New York City reaches historic settlement in ‘Central Park jogger’ case

Crime, News, Politics, Rights

The Central Park jogger case represented an inevitable collision at the intersection of racism and convenience – and will now be known as one of the highest wrongful conviction settlements in United States history.

A perfect storm of shoddy police work, mayoral pressure to “clean up” the city, and five convenient targets made an otherwise unspeakable crime even more unthinkable. In the end, five innocent men spent over a decade behind bars, paying for a crime they never committed.

Background of events

On April 20, 1989, a 28-year-old female investment banker took to her usual routine: a familiar jog around Central Park. Then, a brutal attack by one man forever changed the lives of six people.

The victim was brutally beaten and violently raped. Her attacker slipped off into the night. Around 1:30am the following morning, two passers-by found the woman bound by her own sweatshirt. She remained in critical condition for days and suffered two severe skull fractures.

Around the same time as the attack, a group of teenagers were committing lesser offenses around the Central Park area, including petty theft, throwing rocks at a taxicab and assaulting a male jogger, who escaped relatively unharmed. When it came time to investigate the perpetrator of the vicious assault, police suspicion turned to five of the teens – then aged 14 through 16 – alleged to be involved in the other crimes.

As recalled by the suspects, Kharey Wise, Kevin Richardson, Antron McCray, Yusef Salaam and Raymond Santana Jr., each was coerced into admitting to the crime and thereafter buried under their own confessions, which were ruled admissible in their subsequent trials.

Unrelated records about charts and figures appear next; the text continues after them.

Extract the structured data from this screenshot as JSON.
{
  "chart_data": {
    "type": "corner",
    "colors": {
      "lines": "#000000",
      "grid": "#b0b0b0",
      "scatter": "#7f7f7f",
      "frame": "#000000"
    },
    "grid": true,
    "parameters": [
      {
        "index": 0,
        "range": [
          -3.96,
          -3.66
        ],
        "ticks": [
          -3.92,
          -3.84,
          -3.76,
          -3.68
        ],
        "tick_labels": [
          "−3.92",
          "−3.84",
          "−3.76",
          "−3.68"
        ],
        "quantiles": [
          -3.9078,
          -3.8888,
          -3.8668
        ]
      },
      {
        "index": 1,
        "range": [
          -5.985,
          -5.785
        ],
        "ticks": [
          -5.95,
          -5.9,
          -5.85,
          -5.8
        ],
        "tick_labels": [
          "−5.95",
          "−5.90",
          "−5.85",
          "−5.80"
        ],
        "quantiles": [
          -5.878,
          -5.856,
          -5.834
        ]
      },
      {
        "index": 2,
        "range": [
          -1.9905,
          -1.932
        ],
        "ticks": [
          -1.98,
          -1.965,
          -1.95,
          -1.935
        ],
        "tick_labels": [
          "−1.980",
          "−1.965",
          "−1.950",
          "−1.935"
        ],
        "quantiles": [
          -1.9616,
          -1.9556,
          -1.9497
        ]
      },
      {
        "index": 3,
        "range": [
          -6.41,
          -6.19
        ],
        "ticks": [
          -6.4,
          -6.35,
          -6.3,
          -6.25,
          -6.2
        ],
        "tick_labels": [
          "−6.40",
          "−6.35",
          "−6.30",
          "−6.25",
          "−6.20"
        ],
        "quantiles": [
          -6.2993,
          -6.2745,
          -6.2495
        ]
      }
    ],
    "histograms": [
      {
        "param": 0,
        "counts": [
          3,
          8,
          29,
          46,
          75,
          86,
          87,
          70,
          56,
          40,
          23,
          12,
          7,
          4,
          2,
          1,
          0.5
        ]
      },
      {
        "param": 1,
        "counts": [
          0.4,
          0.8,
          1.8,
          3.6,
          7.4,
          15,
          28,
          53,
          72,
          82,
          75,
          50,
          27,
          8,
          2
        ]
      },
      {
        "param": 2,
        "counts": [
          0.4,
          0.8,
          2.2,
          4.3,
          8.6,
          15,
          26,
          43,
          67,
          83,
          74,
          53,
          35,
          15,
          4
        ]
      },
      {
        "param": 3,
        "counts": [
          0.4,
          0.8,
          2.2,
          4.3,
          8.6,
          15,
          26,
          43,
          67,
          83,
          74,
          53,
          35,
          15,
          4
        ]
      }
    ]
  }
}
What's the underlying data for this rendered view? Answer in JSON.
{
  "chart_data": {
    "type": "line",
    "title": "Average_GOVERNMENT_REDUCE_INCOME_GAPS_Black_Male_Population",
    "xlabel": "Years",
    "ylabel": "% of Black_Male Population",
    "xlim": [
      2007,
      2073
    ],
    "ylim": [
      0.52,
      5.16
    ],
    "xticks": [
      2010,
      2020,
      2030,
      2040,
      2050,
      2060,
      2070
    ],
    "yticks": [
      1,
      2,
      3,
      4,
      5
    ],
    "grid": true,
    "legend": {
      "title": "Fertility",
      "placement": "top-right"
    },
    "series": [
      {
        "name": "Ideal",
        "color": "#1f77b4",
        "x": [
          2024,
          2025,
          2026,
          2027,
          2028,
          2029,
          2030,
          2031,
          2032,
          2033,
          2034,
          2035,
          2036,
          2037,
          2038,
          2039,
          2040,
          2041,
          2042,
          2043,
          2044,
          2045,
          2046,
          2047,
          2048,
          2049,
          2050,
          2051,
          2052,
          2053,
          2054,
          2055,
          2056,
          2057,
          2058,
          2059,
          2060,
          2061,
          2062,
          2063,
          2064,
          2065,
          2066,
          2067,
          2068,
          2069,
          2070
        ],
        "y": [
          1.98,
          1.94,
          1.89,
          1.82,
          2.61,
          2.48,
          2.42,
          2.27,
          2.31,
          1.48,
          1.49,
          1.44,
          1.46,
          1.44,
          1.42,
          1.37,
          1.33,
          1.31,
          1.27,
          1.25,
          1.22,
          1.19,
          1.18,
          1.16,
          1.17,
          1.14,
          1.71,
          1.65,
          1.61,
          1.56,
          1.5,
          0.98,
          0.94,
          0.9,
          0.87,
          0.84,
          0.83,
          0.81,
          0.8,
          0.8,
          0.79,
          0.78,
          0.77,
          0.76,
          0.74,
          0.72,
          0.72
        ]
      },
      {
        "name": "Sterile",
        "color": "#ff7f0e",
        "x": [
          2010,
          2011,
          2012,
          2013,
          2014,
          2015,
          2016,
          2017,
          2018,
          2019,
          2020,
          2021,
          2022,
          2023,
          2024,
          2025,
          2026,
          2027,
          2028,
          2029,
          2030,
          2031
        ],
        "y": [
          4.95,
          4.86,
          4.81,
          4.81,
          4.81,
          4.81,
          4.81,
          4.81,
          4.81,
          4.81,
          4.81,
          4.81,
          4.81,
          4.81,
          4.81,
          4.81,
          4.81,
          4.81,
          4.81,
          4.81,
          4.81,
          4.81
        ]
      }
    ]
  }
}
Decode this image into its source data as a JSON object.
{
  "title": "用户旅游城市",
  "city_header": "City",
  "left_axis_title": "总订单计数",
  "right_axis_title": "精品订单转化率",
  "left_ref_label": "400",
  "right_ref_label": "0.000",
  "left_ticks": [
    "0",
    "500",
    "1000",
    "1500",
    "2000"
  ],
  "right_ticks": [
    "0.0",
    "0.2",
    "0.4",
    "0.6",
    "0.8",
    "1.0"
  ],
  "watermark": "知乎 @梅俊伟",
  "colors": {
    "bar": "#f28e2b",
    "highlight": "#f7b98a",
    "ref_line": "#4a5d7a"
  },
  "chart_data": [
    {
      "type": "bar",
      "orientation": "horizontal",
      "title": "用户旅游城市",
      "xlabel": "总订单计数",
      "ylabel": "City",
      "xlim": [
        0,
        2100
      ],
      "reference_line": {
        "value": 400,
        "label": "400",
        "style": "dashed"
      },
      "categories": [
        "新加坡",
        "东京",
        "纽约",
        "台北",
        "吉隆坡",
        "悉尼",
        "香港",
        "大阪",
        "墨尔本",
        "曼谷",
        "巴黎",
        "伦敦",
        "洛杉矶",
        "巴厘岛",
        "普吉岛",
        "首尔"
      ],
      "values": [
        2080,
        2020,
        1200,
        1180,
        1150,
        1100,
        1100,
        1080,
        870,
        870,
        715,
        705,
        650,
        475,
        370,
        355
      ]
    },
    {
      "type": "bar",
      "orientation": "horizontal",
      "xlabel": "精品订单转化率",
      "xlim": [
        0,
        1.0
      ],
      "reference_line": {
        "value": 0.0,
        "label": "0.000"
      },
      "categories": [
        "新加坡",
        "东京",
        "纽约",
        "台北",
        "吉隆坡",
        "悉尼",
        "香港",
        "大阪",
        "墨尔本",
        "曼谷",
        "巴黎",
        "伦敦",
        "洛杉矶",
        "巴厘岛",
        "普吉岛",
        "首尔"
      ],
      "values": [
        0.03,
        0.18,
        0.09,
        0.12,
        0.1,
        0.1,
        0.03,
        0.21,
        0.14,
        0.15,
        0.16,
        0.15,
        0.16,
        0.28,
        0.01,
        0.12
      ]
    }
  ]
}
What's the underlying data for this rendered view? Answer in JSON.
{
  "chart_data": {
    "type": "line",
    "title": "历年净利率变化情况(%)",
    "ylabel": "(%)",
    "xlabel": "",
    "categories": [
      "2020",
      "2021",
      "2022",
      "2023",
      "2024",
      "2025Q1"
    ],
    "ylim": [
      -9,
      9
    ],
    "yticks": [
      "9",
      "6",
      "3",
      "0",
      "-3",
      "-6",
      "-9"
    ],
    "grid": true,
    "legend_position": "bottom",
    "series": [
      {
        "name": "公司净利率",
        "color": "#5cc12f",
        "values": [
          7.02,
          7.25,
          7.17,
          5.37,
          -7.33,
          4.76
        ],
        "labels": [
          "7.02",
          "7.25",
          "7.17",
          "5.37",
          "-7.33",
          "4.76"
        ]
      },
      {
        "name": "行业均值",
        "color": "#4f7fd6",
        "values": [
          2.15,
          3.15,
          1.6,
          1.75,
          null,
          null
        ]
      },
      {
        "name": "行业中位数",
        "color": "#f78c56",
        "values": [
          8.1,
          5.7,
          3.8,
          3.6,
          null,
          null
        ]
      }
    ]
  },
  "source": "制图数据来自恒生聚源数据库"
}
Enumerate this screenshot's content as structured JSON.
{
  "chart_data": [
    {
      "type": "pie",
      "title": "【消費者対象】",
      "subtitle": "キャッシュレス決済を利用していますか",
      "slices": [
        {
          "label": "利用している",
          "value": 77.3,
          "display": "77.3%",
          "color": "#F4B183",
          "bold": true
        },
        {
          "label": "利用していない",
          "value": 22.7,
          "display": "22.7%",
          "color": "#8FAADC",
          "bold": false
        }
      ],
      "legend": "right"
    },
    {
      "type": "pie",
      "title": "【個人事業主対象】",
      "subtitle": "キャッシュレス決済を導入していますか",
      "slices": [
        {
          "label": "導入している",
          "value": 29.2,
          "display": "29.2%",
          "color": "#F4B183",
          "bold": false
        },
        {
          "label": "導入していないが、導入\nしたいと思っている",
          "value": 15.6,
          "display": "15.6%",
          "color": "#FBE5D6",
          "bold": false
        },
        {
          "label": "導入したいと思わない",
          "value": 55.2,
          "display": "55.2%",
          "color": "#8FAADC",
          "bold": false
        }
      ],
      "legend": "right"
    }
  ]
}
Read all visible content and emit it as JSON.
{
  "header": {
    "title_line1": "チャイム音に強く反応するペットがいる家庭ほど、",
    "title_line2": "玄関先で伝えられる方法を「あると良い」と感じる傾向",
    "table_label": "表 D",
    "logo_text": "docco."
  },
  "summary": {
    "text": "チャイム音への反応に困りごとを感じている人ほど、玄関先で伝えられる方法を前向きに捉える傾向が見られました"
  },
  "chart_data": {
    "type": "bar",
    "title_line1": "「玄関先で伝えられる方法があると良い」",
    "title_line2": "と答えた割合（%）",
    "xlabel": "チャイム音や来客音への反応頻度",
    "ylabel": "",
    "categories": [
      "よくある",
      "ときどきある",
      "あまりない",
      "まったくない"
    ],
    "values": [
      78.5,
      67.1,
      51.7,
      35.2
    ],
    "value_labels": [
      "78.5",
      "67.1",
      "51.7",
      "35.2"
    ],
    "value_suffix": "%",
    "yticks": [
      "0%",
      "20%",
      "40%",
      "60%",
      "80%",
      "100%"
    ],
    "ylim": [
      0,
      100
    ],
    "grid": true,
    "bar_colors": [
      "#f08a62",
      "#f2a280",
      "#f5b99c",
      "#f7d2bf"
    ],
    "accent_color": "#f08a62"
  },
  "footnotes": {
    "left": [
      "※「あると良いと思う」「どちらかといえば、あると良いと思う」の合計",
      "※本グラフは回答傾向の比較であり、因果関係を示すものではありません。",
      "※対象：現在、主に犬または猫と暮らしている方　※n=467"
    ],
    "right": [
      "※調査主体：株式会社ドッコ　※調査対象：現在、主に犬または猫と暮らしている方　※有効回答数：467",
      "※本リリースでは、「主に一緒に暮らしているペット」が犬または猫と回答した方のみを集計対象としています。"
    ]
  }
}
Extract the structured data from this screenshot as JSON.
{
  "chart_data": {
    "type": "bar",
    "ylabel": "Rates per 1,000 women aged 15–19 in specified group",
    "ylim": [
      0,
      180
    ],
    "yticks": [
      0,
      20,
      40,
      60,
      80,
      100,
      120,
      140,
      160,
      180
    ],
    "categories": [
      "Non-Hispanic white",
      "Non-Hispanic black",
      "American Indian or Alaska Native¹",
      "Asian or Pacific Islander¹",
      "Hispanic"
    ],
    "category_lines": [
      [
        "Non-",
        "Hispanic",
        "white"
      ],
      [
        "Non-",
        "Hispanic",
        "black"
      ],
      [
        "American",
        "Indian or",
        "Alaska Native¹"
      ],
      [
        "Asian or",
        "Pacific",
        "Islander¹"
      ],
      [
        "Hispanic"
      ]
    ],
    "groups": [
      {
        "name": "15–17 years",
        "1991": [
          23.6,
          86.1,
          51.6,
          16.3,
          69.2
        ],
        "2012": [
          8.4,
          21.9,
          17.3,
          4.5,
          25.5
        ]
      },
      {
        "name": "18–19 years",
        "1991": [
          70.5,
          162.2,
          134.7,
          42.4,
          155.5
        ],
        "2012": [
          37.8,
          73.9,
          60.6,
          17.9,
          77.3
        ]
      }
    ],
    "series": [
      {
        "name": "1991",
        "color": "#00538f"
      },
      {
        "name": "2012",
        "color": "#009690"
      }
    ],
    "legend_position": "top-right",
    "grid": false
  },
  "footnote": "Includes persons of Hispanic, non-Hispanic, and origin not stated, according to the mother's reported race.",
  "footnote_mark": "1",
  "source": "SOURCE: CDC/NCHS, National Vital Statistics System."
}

Public opinion, already frustrated by the perceived violence and lawlessness of the time, was also against the teens. Media reports spoke harshly of the gang of teenagers on a “vicious rampage” the night of April 20, 1989.

The teenagers, whose ethnicities include African-American and Hispanic-American, were promptly convicted of rape and assault – and spent the next 12 years behind bars.

The true perpetrator emerges

In 2002, Manhattan District Attorney Robert M. Morgenthau decided to take another look at the case and applied then-emerging forensic DNA technology to the evidence retained from the crime scene. Unbelievably, the recovered DNA was not of five distinct perpetrators, but of just one man, Matias Reyes.

Reyes, a convicted rapist and murderer, confessed to the crime in 2002. The five men wrongfully convicted for the crimes were finally exonerated that year.

Allegations emerge against investigators and police 

Shortly after their exoneration, the men began mounting their civil lawsuits against New York City. Their allegations included malicious prosecution, wrongful conviction and various civil rights violations. The men asserted that the NYPD cut corners with the investigation of their crimes, targeted them due to racial bias, and failed to take into consideration any other suspects.

In a legal battle that lasted a decade, then-mayor Michael Bloomberg stood behind the NYPD, asserting that the convictions were wrongful but not due to any wrongdoing on behalf of police or prosecutors. More specifically, the mayor contended that the convictions were supported by “abundant probable cause,” confessions that “withstood intense scrutiny” and, ultimately, two public trials on the merits of the case.

Upon taking office earlier this year, New York City’s current mayor Bill de Blasio promptly instructed his office to settle the matter, contending it was finally time to correct the injustice.

After six months of negotiations, the City agreed to settle with the group for $40 million – one of the highest wrongful conviction settlements to date. The historic settlement is pending approval from the Office of the New York State Comptroller, as well as a federal judge.

Effects of the Central Park jogger case 

Earlier this year, New York Attorney General Eric Schneiderman announced his support of the Unjust Imprisonment Act – a piece of legislation winding its way through the New York Assembly. The legislation would eliminate several procedural hurdles that, under current laws, work to prevent the wrongfully accused from obtaining compensation from the state.

Under current laws, the state of New York could legally refuse to compensate a wrongfully convicted person if that person “caused or brought about” their conviction – such as, for example, through a false confession. The new law would eliminate this hurdle and provide equal access to compensation for all who have faced wrongful incarceration.

Since the five teens in Central Park that night falsely confessed to the crime, the current laws could have prevented each from collecting compensation from the city, under the notion that each “caused or brought about” their ultimate conviction.

In this case, New York overlooked this technicality and the men will each be afforded the opportunity to move forward with their lives knowing their slates are wiped clean – and the true rapist is behind bars forever.